I don't think there is any good documentation for this. :-(
The form was first introduced for MIPS quite some time ago as a
way to return a structure in multiple disjoint registers. Since
then it has been used on Sparc64, PA64 and IA-64, all of which
have non-trivial structure calling conventions.
> The code in note_stores, as best as I can see, expects each element to be a
> SET or CLOBBER, since it does ...
This had previously "worked" because this parallel form only appears
as the destination of a call, and contains only call-clobbered hard
regs. Thus for most applications, no one needed to know.
> However, in the Sparc 64 bit port, it's actually a PARALLEL where each
> entry is an EXPR_LIST, whose first expression is a register and whose
> second expression is a CONST_INT that appears to be a byte offset.
>
> What *is* the documentation of what's supposed to be there?
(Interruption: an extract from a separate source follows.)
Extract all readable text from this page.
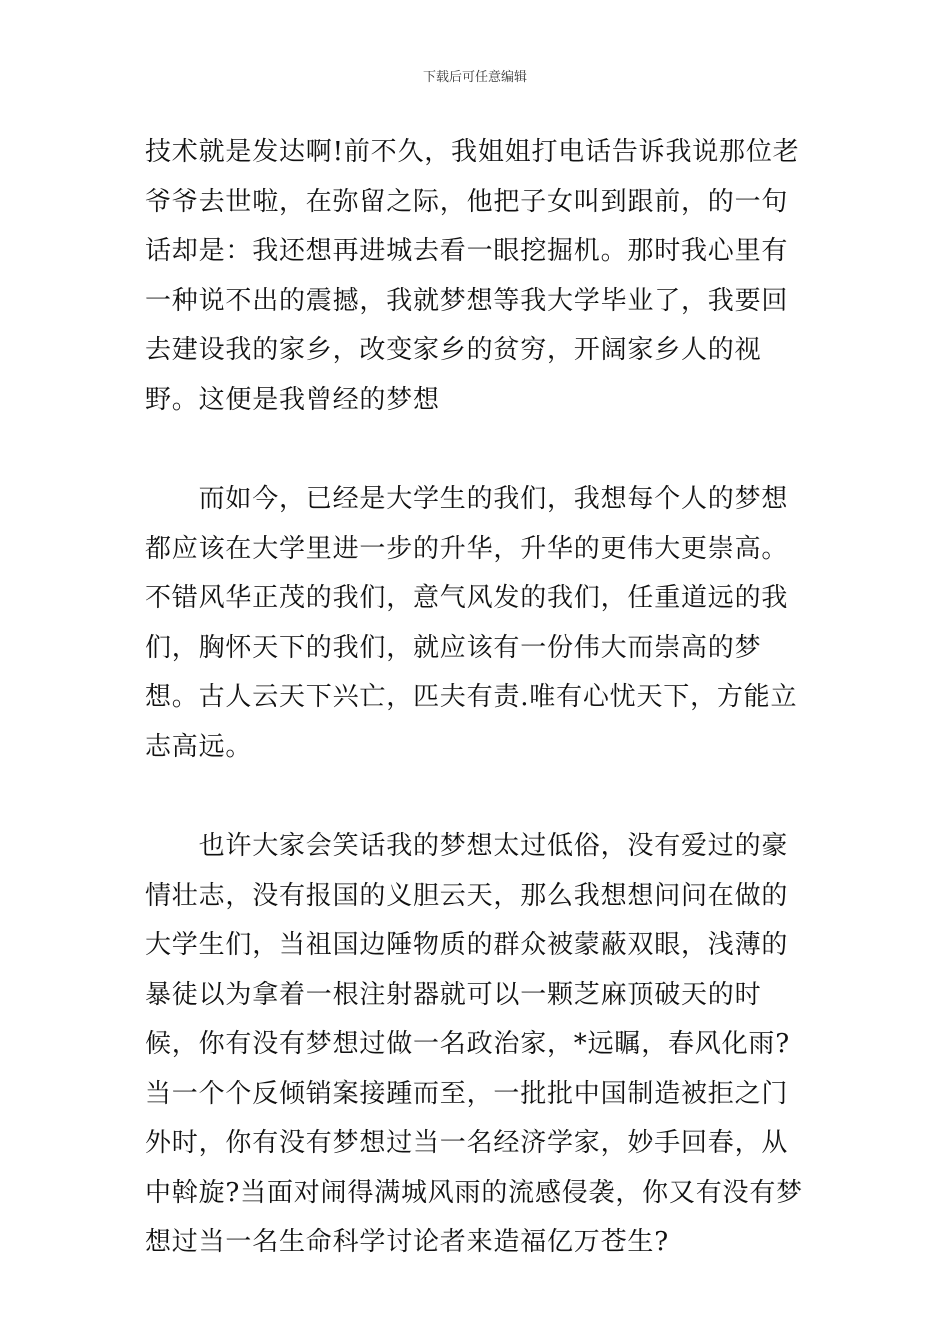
下载后可任意编辑

技术就是发达啊!前不久，我姐姐打电话告诉我说那位老爷爷去世啦，在弥留之际，他把子女叫到跟前，的一句话却是：我还想再进城去看一眼挖掘机。那时我心里有一种说不出的震撼，我就梦想等我大学毕业了，我要回去建设我的家乡，改变家乡的贫穷，开阔家乡人的视野。这便是我曾经的梦想

　　而如今，已经是大学生的我们，我想每个人的梦想都应该在大学里进一步的升华，升华的更伟大更崇高。不错风华正茂的我们，意气风发的我们，任重道远的我们，胸怀天下的我们，就应该有一份伟大而崇高的梦想。古人云天下兴亡，匹夫有责.唯有心忧天下，方能立志高远。

　　也许大家会笑话我的梦想太过低俗，没有爱过的豪情壮志，没有报国的义胆云天，那么我想想问问在做的大学生们，当祖国边陲物质的群众被蒙蔽双眼，浅薄的暴徒以为拿着一根注射器就可以一颗芝麻顶破天的时候，你有没有梦想过做一名政治家，*远瞩，春风化雨?当一个个反倾销案接踵而至，一批批中国制造被拒之门外时，你有没有梦想过当一名经济学家，妙手回春，从中斡旋?当面对闹得满城风雨的流感侵袭，你又有没有梦想过当一名生命科学讨论者来造福亿万苍生?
That is in fact that FUNCTION_VALUE or FUNCTION_ARG is supposed
to return. Whether that ought to make it into the call insn is
a deeper question that ought to be answered.
Bernd has previously expressed a deep-seated loathing for that,
and thinks we ought to express this as a parallel of multiple sets.
The current form has the advantage that a match_operand with no
predicate matches one of these constructs, and so we don't need
anything complicated in the .md file to handle them.